Cet exemple illustre à quel point nos deux autorités jouent un rôle complémentaire dans la définition des règles du jeu. La mutualisation des réseaux constitue ainsi une nuance apportée à la règle de concurrence par les infrastructures. Quant à l’attribution de la licence 4G, pour la première fois en Europe, nous encourageons la mutualisation dans une vaste zone, appelée zone prioritaire de déploiement, qui correspond à 62 % du territoire. Un opérateur pourra donc bénéficier de la mutualisation si sa demande est raisonnable.

Appartenant au domaine public de l’État, le spectre hertzien est un bien rare et cher qu’il nous faut éviter de gaspiller. Or, depuis l’origine, dans les années 90, les licences ont toujours été spécifiquement réservées à une technologie ou à un usage précis. Loin d’être optimale, cette solution a conduit certains opérateurs à sous-utiliser leurs fréquences – la bande de 1800 MHz, qui avait été attribuée il y a près de vingt ans à la 2G, était ainsi sous-utilisée par des opérateurs tels que Bouygues Télécom – alors que les besoins de fréquence sont croissants pour le très haut débit. Et si nous avons attribué des licences pour la 4G à la fin de l’année 2011 et au début de l’année 2012, nous savons pertinemment que nous aurons rapidement besoin de fréquences supplémentaires.

C’est pourquoi, en août 2011, la France a transposé une directive communautaire préconisant d’optimiser ces fréquences en neutralisant chaque bande – une bande de fréquences pourra être utilisée pour tous les usages. Cette neutralisation sera automatique en 2016, mais les opérateurs sont autorisés à en bénéficier par anticipation, ce qu’a fait Bouygues. Avant de la lui autoriser à titre temporaire, nous avons vérifié, d’une part, si cela risquait de déséquilibrer le marché concurrentiel, et d’autre part, si cette autorisation risquait à elle seule de mettre en péril les objectifs d’innovation, de compétitivité et d’emploi. Nous en avons conclu que cette mesure transitoire n’occasionnait aucune distorsion de concurrence et qu’elle favorisait l’innovation en accélérant le déploiement de la 4G. Quant aux conséquences de cette décision sur les autres opérateurs, rien ne permet de conclure qu’elle risque de porter atteinte à leur chiffre d’affaires et à l’emploi dans le secteur.

M. André Chassaigne. Vous avez sans doute raison lorsque vous affirmez que l’économie de marché est la seule qui fonctionne – et cet avis est partagé dans cette commission –, puisque d’autres modèles économiques ont échoué. Mais cela ne vaut que pour le contexte actuel ! Et il faudra bien finir par inventer un autre système tant les conséquences du nôtre sur le quotidien des habitants de cette planète est catastrophique ! Cette approche ne vous est d’ailleurs pas propre : elle ne fait que correspondre au cadre dans lequel vous devez intervenir.

L’Autorité de la concurrence considère par exemple l’itinérance comme une distorsion de concurrence en cas d’accord de mutualisation.
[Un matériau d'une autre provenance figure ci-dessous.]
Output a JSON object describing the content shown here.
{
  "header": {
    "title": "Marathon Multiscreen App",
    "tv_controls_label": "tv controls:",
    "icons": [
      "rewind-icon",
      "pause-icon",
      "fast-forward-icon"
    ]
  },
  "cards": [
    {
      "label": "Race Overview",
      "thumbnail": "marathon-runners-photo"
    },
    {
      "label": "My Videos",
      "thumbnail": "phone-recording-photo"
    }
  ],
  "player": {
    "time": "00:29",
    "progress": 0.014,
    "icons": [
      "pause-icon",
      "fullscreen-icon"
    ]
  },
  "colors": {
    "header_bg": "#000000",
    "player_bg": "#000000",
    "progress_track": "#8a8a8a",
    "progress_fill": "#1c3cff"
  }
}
Ainsi, dans le cas très précis d’Orange et Free Mobile, l’Autorité a considéré que la mutualisation devait cesser au plus tard en 2018 car elle conférait un avantage aux deux opérateurs. Or, au lieu de démultiplier les réseaux comme le dicte la règle concurrentielle, on aurait plutôt intérêt à en assurer l’unicité sur nos territoires afin de limiter le nombre d’antennes-relais dont l’installation manque de transparence et a des conséquences nuisibles sur la santé.

Quant à l’ARCEP, nous avons tous été informés de l’existence d’un rapport confidentiel d’Arnaud Montebourg et Fleur Pellerin, selon qui  la guerre des prix s’est faite au détriment des entreprises du secteur et des objectifs d’emploi, d’investissement efficace, d’innovation et de compétitivité. Selon ces auteurs, « le régulateur a mis sous forte pression l’ensemble des opérateurs et a contribué à diminuer leur capacité d’investissement sur le long terme ; l’emploi est désormais en diminution ; la compétitivité de plusieurs acteurs-clefs est atteinte, et le développement de nouveaux services se fait essentiellement au bénéfice d’acteurs localisés hors de France et parfois même d’Europe ».

Dans l’intérêt général, nous nous devons donc de mesurer les conséquences d’une concurrence exacerbée, considérée comme seul levier efficace mais dont les prix ont des effets pervers, comme en témoignent les conséquences très dures, pour les autres opérateurs, de la politique de low cost menée par Free ou la dénonciation des avantages accordés à Bouygues Télécom pour le lancement de la 4G. Cette libre concurrence présentée comme la seule solution possible a des effets pervers considérables et porte un coup au développement de notre économie – ou tout du moins à l’emploi et à la vie de nos territoires.

M. Franck Reynier. Il s’agit non pas de remettre en cause la concurrence, mais d’envisager la manière de l’encadrer au mieux. Les bienfaits de l’ouverture à la concurrence doivent être envisagés du point de vue du consommateur qui, grâce à l’émergence de nouveaux opérateurs et à la remise en cause des monopoles, a pu bénéficier de tarifs beaucoup plus accessibles et compétitifs. Et les pouvoirs publics ont choisi d’accompagner le développement de nos infrastructures, ce qui a eu un effet très positif.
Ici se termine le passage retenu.